La pratique, c’est celle que je vous propose de mettre en œuvre dès après l’adoption du présent texte, consistant à rendre le nuançage public uniquement après la fin des opérations de vote, de manière que celles-ci ne soient pas troublées. Tel est le sens de l’amendement que j’ai déposé dans un esprit constructif au nom du Gouvernement et qui vise à atteindre plusieurs objectifs : d’abord, supprimer toute référence au seuil de 3 500 habitants, pour éviter toute différence de traitement entre les communes élisant leur conseil municipal au scrutin de liste, une telle différence de traitement ne se justifiant pas et posant un problème de principe ; ensuite, prévoir que les candidats mentionnent dans leur déclaration de candidature leur étiquette politique dans des termes qu’ils définissent librement, en pouvant, bien entendu, au moment du scrutin, se déclarer librement sans étiquette sans que cette déclaration se trouve contrariée à aucun moment du scrutin. Le dispositif du nuançage politique des candidats demeurerait inchangé, mais la publicité de ce dernier serait rendue interdite avant la fin des opérations de vote.

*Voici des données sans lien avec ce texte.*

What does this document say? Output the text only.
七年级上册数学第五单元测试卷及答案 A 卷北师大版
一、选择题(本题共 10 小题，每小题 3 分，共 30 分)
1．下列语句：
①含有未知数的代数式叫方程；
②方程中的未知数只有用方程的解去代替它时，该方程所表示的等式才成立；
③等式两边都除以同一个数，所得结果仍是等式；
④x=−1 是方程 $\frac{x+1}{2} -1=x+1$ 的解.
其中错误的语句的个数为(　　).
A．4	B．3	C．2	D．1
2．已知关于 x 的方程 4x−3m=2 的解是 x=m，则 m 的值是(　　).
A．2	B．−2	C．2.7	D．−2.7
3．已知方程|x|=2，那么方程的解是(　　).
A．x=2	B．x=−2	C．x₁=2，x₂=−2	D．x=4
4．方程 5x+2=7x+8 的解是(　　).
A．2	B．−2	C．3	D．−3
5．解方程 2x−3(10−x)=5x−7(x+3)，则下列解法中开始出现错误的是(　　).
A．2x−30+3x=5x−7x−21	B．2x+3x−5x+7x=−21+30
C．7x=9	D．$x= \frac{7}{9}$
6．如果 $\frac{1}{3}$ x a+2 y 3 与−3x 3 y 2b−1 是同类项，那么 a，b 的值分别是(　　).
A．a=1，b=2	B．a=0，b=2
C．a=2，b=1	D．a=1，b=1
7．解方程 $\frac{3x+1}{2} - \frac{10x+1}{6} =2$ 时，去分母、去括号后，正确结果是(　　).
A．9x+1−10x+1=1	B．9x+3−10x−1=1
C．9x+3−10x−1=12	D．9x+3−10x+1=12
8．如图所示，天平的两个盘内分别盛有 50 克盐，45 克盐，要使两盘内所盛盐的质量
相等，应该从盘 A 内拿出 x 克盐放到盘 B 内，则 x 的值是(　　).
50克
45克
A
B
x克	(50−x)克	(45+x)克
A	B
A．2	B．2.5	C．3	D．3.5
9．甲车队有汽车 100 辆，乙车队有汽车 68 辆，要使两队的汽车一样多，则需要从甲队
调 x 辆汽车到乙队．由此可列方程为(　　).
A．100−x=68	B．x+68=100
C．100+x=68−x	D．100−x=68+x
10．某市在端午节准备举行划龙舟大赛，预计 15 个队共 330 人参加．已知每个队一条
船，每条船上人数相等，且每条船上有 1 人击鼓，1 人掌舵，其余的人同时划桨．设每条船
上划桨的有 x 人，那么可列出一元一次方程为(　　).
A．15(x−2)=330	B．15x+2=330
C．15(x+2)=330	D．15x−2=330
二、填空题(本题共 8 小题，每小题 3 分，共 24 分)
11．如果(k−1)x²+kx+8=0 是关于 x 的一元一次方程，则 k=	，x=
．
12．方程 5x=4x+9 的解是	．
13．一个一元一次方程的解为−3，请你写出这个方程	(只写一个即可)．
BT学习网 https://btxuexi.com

Mesdames, messieurs les sénateurs, Mona Ozouf montre, dans un essai sur Jules Ferry, que la grande œuvre de celui-ci a été, bien plus encore que les lois scolaires, l’avènement de la démocratie à l’échelon local, notamment avec la loi du 28 mars 1882 instaurant l’élection des maires pour toutes les communes et la loi du 5 avril 1884 relative à l’organisation des pouvoirs municipaux : la mairie fut constituée comme un modèle réduit de la République parlementaire. Je sais que vous souhaitez inscrire votre démarche dans le respect de cet équilibre, cher à Jules Ferry, entre un État fort, garant de l’unité, et une riche vie communale, garante de la complexité.

Vous avez, pour atteindre cet objectif, mon plein et entier soutien. Je tiens à remercier le sénateur Jean-Claude Carle du dépôt de cette proposition de loi, le rapporteur de sa contribution très utile et le président de la commission des lois, qui a su orchestrer ce débat.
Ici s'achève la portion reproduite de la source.